Key trends shaping the future
1. Growth of smart manufacturing
EMS companies are implementing analytics, sensors, automation, and other digital technologies to enable smart manufacturing. This increases quality control, reduces defects, and improves productivity.
2. Focus on EVs and other emerging segments
EMS providers are positioning themselves to capitalize on expected rapid growth in electric vehicles, renewable energy, 5G infrastructure which require electronics manufacturing support.
3. Expansion of design services
EMS companies are expanding offerings to include design services for prototypes, testing, and pre-production phases to provide greater value.
4. Supply chain resilience
Companies are adopting localization, nearshoring, dual sourcing, buffer stocking to make supply chains more resilient. Automation also improves reliability.
5. Sustainability
Sustainability is becoming critical with EMS companies reducing waste, energy use, emissions across their operations through initiatives like renewable energy procurement, material innovations etc.
Challenges facing the industry
While the future outlook is strong, there are some key challenges:
- Trade policy changes and geopolitical issues can suddenly shift demand patterns for EMS providers.
- Technology changes like EVs require updating capabilities which demands significant investment.
- Talent shortages especially for specialized skills needed in complex manufacturing.
- Continued pressure from OEMs to lower costs year-over-year while maintaining quality.
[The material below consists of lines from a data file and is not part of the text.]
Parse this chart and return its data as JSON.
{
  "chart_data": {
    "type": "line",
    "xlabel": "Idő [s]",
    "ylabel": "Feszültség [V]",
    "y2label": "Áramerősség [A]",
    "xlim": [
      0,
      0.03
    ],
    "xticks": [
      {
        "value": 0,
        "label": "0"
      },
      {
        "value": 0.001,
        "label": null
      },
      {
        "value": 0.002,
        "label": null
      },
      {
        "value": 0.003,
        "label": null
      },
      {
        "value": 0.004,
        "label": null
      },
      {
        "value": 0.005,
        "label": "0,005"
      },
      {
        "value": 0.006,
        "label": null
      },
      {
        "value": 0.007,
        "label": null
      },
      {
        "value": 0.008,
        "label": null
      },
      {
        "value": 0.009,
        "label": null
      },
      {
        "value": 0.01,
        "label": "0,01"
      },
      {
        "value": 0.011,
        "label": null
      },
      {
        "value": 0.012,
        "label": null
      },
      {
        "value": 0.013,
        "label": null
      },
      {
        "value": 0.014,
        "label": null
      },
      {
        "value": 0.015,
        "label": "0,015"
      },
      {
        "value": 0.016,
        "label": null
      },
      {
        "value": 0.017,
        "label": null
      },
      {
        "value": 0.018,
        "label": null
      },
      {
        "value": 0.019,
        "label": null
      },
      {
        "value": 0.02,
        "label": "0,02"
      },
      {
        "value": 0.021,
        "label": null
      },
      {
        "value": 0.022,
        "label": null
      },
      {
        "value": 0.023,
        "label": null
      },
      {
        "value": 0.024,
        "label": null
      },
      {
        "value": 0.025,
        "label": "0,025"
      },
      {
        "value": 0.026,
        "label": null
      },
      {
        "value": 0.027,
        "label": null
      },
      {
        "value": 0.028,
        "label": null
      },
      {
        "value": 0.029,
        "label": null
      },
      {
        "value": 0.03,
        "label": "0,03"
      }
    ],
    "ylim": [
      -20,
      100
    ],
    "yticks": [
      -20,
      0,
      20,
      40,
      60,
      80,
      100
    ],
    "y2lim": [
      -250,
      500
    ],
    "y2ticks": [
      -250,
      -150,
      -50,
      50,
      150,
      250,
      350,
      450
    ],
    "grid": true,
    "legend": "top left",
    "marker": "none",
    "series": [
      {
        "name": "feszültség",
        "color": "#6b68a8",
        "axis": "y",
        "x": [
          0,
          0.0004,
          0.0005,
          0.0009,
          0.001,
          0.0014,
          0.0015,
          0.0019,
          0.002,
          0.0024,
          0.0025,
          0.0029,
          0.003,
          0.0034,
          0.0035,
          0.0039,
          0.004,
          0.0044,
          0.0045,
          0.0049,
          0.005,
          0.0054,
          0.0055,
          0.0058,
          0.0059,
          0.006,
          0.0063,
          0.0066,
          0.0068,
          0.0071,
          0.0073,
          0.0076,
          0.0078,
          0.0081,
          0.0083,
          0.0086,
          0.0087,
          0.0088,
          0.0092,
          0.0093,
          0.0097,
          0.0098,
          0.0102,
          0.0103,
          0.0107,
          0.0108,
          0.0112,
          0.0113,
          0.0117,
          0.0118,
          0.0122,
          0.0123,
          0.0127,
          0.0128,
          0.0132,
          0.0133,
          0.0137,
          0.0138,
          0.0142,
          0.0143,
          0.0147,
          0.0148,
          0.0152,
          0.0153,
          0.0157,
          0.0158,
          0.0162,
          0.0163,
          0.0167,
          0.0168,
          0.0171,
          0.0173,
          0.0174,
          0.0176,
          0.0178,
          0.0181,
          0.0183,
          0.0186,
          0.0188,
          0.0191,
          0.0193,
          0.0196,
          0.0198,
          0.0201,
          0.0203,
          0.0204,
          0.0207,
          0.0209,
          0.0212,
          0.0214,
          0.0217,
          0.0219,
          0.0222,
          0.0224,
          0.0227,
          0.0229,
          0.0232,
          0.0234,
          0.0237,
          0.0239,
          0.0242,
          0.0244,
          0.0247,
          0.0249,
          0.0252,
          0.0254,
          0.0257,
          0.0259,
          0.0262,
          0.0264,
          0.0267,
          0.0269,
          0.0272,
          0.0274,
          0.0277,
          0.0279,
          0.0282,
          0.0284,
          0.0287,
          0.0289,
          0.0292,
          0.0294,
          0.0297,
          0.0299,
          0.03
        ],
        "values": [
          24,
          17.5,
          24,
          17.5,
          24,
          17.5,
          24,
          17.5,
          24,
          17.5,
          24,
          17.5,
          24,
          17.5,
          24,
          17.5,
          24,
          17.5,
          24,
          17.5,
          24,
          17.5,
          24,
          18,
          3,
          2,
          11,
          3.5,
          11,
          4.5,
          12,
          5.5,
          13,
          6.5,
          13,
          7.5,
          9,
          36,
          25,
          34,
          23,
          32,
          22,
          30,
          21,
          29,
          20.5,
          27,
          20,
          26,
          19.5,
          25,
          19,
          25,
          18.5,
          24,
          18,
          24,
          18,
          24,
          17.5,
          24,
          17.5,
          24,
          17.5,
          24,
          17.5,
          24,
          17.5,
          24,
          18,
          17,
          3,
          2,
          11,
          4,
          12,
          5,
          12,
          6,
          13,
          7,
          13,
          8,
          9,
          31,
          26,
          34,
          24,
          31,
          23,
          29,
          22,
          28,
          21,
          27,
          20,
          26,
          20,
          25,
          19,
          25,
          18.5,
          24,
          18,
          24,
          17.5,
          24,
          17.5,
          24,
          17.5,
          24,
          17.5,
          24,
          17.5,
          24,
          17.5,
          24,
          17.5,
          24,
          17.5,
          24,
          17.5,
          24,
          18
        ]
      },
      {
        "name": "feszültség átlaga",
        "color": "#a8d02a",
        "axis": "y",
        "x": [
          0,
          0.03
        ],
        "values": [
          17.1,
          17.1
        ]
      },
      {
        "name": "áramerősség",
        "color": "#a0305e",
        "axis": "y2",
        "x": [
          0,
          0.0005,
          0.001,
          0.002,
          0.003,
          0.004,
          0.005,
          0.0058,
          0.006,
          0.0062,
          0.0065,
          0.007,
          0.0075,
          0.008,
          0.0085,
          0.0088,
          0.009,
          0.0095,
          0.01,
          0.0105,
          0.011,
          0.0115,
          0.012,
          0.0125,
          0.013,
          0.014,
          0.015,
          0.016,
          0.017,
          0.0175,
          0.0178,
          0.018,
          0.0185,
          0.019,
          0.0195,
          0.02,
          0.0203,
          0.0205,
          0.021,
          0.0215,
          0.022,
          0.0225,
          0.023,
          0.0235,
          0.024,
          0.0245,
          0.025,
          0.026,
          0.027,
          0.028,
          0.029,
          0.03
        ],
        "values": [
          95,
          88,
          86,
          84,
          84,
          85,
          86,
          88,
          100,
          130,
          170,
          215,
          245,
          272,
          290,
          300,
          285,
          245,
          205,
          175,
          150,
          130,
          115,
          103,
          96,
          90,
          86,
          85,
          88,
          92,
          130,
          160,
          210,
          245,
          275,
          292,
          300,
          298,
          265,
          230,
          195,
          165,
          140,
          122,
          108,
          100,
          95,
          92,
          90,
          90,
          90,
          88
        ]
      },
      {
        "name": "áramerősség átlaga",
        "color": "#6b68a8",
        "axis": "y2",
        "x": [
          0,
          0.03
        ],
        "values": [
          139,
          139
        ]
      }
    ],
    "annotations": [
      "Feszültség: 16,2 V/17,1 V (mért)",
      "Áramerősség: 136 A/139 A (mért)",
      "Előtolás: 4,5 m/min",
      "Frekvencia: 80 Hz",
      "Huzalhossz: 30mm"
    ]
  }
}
- High logistics costs and instability challenge margins and supply chains.
Conclusion
The EMS industry is poised for steady growth driven by increasing electronics content, OEMs focusing on core strengths, and access to manufacturing capabilities. Leading global providers are investing to capitalize on opportunities in emerging segments like EVs and 5G infrastructure. The future outlook remains broadly positive but EMS companies need to remain nimble and agile to adapt to shifts in end market demand, technologies, and public policy.
Frequently Asked Questions
What are the key product segments served by EMS companies?
The major product segments served by EMS companies are consumer electronics, automotive, industrial, medical, and aerospace/defense. Smartphones and other consumer gadgets form a high volume segment while regulated industries like medical and defense represent more complex, low volume opportunities.
Which geographic regions are most important for EMS companies?
Asia Pacific dominates with over 45% global revenue share driven by unmatched manufacturing scale and capabilities, especially in China. Americas and Europe represent around 25% revenue each with demand driven by key industries like aerospace, defense, industrial, medical devices.
What is the impact of emerging technologies like EVs on EMS demand?
Emerging technologies like electric vehicles, batteries, renewable energy, 5G telecom are expected to drive significant electronics manufacturing demand. EMS companies are investing to expand capabilities to capitalize on fast growing opportunities from these segments.
How are EMS companies enhancing competitiveness and capabilities?
EMS providers are turning to smart manufacturing initiatives like automation, IoT sensors, data analytics to boost quality and productivity. They are also expanding design services and improving supply chain resilience through localization, dual sourcing etc.
What are the key challenges faced by the EMS industry currently?
Key challenges are talent shortages, high logistics costs, frequent technology changes requiring re-investment, geopolitical issues disrupting trade flows, and continued pressure from OEM customers to lower cost. Maintaining profitability remains a constant challenge.